Mann mit Anhang
Halbwüchsige in Blue jeans und zwei alte Damen unter einem merkwürdig
steifen Sonnenschirm.
»Woraus schließt du, daß der
Eidgenosse Francesca mag?« fragte er. Er blickte kritisch zu seiner schönen
Schwester hinüber. Sie hatte Enricos volles Kinn und auch die kurze,
schmalrückige Nase mit den weiten Nasenflügeln, die an die Nüstern eines
Pferdes erinnerten.
»Siehst du denn nicht, wie er
tanzt? Wenn Herr Hüsli aus Montreux so tanzt, dann weiß man genug«, stellte
Goggi fest.
Nico ließ ihre Hand, die er
gehalten hatte, los. »Du weißt über diesen Herrn sehr gut Bescheid. Ist er
wirklich nur ein Geschäftsfreund deines Vaters?«
Goggi spielte nachdenklich mit
dem perlmutt-lackierten Nagel ihres Daumens. »Ich muß dir was gestehen, Nico:
ich habe dich angelogen. Er ist kein Geschäftsfreund von Papa, er ist eine
Straßenbekanntschaft von mir. Von gestern nacht. Ich hatte einen kleinen
Schwips und wollte ihn in irgendeinem Auto ausschlafen. Und das war sein Auto.«
»Aha.«
»Du und Paul, ihr wart beide so
unausstehlich...«
Sie zog an ihrer Zigarette und
suchte nach einer passenden Formulierung. »Du bist manchmal so stur wie Jacky.
Man müßte dich beim Fell packen können und dich verdreschen. Ich wollte mich
von dir befreien, weißt du.«
»Durch Herrn Hüsli.«
»Ja.«
»Und wie hast du diese
Befreiungsaktion angepackt?«
»Ich ließ mich von ihm küssen.«
Eine unbehagliche Pause
entstand.

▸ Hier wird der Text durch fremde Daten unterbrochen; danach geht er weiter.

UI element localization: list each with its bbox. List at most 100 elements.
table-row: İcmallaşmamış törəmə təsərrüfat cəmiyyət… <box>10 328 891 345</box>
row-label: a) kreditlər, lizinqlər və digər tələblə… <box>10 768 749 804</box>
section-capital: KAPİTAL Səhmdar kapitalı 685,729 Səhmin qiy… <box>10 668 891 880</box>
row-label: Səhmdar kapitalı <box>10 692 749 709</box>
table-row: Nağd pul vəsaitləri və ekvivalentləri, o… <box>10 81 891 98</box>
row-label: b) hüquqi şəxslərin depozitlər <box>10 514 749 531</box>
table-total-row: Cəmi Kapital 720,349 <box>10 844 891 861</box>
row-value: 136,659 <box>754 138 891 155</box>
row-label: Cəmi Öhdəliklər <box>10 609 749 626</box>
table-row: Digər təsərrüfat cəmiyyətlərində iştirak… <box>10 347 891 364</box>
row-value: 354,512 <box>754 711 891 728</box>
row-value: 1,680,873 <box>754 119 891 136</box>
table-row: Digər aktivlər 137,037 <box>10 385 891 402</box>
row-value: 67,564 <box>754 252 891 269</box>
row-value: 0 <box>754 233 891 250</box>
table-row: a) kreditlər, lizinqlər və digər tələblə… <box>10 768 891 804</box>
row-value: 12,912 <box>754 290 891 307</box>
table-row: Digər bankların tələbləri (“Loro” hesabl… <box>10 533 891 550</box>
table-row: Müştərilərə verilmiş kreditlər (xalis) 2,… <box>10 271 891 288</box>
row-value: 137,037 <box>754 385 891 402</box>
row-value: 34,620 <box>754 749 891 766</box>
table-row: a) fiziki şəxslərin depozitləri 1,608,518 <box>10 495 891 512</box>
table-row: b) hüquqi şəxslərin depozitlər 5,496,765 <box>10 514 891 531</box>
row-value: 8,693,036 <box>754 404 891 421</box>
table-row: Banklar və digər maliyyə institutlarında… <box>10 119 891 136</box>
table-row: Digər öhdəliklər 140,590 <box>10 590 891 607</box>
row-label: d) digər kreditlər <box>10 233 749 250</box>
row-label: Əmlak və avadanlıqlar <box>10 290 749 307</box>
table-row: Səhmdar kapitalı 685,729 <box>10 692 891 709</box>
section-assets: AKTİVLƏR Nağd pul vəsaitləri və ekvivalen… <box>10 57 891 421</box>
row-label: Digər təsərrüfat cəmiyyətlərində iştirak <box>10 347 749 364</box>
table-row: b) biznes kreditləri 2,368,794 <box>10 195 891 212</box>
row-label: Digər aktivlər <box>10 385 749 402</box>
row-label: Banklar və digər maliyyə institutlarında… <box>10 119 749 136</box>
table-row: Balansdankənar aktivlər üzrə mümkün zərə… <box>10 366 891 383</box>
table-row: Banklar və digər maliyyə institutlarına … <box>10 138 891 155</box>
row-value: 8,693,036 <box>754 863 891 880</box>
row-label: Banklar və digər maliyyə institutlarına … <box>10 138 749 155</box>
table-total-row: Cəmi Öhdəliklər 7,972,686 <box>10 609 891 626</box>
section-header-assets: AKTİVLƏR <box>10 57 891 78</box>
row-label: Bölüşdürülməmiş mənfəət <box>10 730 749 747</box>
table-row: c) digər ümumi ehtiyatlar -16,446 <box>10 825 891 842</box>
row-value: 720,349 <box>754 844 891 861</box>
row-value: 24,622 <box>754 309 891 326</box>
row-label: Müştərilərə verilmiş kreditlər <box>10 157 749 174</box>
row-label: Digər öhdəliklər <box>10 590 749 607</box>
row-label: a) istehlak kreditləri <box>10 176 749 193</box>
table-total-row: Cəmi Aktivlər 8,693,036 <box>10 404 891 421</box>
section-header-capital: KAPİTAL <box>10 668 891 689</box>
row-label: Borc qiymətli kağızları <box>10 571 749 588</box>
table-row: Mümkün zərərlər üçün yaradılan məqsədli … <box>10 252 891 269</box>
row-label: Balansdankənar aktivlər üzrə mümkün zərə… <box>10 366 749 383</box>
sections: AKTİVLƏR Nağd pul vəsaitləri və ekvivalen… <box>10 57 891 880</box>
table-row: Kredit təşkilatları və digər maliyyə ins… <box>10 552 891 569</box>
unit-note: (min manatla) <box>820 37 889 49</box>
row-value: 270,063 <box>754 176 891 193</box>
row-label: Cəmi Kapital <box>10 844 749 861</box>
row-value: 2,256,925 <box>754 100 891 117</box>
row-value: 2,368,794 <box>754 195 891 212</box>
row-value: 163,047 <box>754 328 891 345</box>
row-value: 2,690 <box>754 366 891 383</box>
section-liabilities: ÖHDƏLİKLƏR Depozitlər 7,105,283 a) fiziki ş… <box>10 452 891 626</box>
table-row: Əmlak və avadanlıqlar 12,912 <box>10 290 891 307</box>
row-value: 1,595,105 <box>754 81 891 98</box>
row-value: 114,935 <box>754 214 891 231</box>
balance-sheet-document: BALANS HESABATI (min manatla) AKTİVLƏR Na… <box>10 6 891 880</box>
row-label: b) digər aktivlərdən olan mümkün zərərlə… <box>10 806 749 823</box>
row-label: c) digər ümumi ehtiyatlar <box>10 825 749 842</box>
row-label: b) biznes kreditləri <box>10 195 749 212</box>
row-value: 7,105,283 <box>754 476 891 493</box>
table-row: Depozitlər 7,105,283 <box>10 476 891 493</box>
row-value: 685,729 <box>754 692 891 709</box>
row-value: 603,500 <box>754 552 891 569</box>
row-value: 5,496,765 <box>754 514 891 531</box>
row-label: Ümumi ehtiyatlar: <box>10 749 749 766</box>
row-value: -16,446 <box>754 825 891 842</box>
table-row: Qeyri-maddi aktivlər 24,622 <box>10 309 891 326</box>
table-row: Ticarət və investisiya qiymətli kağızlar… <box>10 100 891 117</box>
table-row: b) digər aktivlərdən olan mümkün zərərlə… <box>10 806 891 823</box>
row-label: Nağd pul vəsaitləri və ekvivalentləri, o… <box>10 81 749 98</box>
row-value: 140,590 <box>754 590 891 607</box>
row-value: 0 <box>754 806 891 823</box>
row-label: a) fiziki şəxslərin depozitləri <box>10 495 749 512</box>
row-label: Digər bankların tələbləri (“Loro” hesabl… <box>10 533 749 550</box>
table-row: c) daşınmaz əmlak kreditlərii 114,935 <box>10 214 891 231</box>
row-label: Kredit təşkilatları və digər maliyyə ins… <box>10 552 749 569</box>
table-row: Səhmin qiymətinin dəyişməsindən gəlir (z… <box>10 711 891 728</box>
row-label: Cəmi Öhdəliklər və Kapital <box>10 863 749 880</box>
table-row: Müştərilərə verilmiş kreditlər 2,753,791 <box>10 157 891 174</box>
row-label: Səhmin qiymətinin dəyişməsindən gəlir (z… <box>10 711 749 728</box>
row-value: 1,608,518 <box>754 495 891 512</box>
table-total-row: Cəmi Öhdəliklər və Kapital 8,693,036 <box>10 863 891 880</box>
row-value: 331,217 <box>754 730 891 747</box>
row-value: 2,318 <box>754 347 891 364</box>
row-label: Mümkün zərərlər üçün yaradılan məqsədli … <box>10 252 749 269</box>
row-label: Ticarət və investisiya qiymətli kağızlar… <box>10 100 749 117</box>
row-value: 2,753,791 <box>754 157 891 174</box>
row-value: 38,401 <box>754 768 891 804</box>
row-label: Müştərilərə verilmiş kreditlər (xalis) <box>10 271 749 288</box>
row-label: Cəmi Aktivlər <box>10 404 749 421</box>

Goggi drückte ihre Zigarette aus. »Du hast wohl noch nie ein anderes
Mädchen geküßt?«
»Seit ich dich kenne, nicht.«
Nico visierte Berthold Hüsli
mit zusammengekniffenen Augen, als wolle er ihn abschießen. Goggi legte rasch
die Hand auf seinen Arm. »Nicht eifersüchtig sein, Nico. Er küßt nicht
besonders; er ist ein Pfuscher. Vielleicht bringt es ihm deine Schwester bei.«
Nico legte die geballten Fäuste
auf den Umschlag mit den Fotos. »Wenn ich ein reicher Knopf wäre, könnte ich
dich vom Fleck weg heiraten und einsperren und von keinem anderen Mann mehr
anschauen lassen«, knirschte er.
Goggi liebte diese grimmige
Falte, die wie ein drohendes Ausrufezeichen über seiner Nasenwurzel stand. Sie
schmiegte sich an ihn. »Wie werden wir unsere Kinder taufen?«
»Georg und Nicoletta. Oder
Georgine und Nicola. Ich möchte am liebsten nur Söhne haben. Mädchen sind mir
unheimlich, selbst meine Schwestern.«
»Ich werde unsere Kinder
wahnsinnig verwöhnen. Wenn du abends nach Hause kommst, mußt du sie verhauen.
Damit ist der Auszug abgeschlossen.